Given a two-dimensional array of positive and negative integers, a sub-rectangle is any contiguous sub-array of size 1*1 or greater located within the whole array. The sum of a rectangle is the sum of all the elements in that rectangle. In this problem the sub-rectangle with the largest sum is referred to as the maximal sub-rectangle.
As an example, the maximal sub-rectangle of the array:

0 -2 -7 0
9 2 -6 2
-4 1 -4 1
-1 8 0 -2
is in the lower left corner:

9 2
-4 1
-1 8
and has a sum of 15.

Input

The input consists of an N * N array of integers. The input begins with a single positive integer N on a line by itself, indicating the size of the square two-dimensional array. This is followed by N^2 integers separated by whitespace (spaces and newlines). These are the N^2 integers of the array, presented in row-major order. That is, all numbers in the first row, left to right, then all numbers in the second row, left to right, etc. N may be as large as 100. The numbers in the array will be in the range [-127,127].

Output

Output the sum of the maximal sub-rectangle.

Sample Input

4
0 -2 -7 0 9 2 -6 2
-4 1 -4  1 -1

8  0 -2

Sample Output

15

我的代码

动规+前缀和。
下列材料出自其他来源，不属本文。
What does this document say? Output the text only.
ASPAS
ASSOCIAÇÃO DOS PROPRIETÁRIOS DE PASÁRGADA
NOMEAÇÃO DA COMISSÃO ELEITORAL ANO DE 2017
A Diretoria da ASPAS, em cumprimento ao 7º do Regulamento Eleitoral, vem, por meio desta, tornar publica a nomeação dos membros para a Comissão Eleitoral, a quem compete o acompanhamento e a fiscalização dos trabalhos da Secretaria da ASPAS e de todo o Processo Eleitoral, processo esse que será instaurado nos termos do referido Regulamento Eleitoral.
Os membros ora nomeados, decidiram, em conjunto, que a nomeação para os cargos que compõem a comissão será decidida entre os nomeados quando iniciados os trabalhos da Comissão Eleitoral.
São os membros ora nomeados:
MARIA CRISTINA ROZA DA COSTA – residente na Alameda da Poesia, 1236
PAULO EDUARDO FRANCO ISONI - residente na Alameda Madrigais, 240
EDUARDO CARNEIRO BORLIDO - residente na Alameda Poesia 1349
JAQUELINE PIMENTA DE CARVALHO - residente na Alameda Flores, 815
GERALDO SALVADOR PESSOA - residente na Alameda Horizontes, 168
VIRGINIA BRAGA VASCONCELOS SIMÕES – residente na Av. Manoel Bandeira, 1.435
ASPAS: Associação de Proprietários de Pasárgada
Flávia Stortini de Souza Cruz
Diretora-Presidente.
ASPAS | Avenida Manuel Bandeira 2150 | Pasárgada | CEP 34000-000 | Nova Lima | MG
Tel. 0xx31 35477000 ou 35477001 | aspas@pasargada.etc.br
利用前缀和可以把矩阵压缩成一维的整数序列看待。如果这一块加上其前面一个数构成的最大块不能比自身大,那么此时最大块为自身,否则为相加的和。dp方程dp[k]=max(sum[j][k],sum[j][k]+dp[k-1]);

#include<stdio.h>
int dp[101][101];
int array[101][101];
int sum[101][101];//sum[i][j]记录第j列前i行的子段和 
int ans=-100000;
int max(int x,int y)
{
	return x>y?x:y;
}
int main()
{
	int n;
	scanf("%d",&n); 
	for (int i=0;i<n;i++)
	{
		for (int j=0;j<n;j++)
		{
			scanf("%d",&array[i][j]);
		}
	}
	for (int j=0;j<n;j++)
	{
		sum[0][j]=array[0][j];
	}
	for (int i=1;i<n;i++)
	{
		for (int j=0;j<n;j++)
		{
			sum[i][j]=sum[i-1][j]+array[i][j];
		}
	}
	for (int i=0;i<n;i++)
	{
		for (int j=i;j<n;j++)
		{
			int dp[101];
			if (i==0)
			{
				dp[0]=sum[j][0];
				if (dp[0]>ans)	ans=dp[0];
				for (int k=1;k<n;k++)
				{
					dp[k]=max(sum[j][k],sum[j][k]+dp[k-1]);
					if (dp[k]>ans)	ans=dp[k];
				}
			}
			else
			{
				dp[0]=sum[j][0]-sum[i-1][0];
				if (dp[0]>ans)	ans=dp[0];
				for (int k=1;k<n;k++)
				{
					dp[k]=max(sum[j][k]-sum[i-1][k],sum[j][k]-sum[i-1][k]+dp[k-1]);
					if (dp[k]>ans)	ans=dp[k];
				}
			}
		}
	}
	printf("%d",ans);
	return 0;
}

反思

简单题。以前在PTA上做过了。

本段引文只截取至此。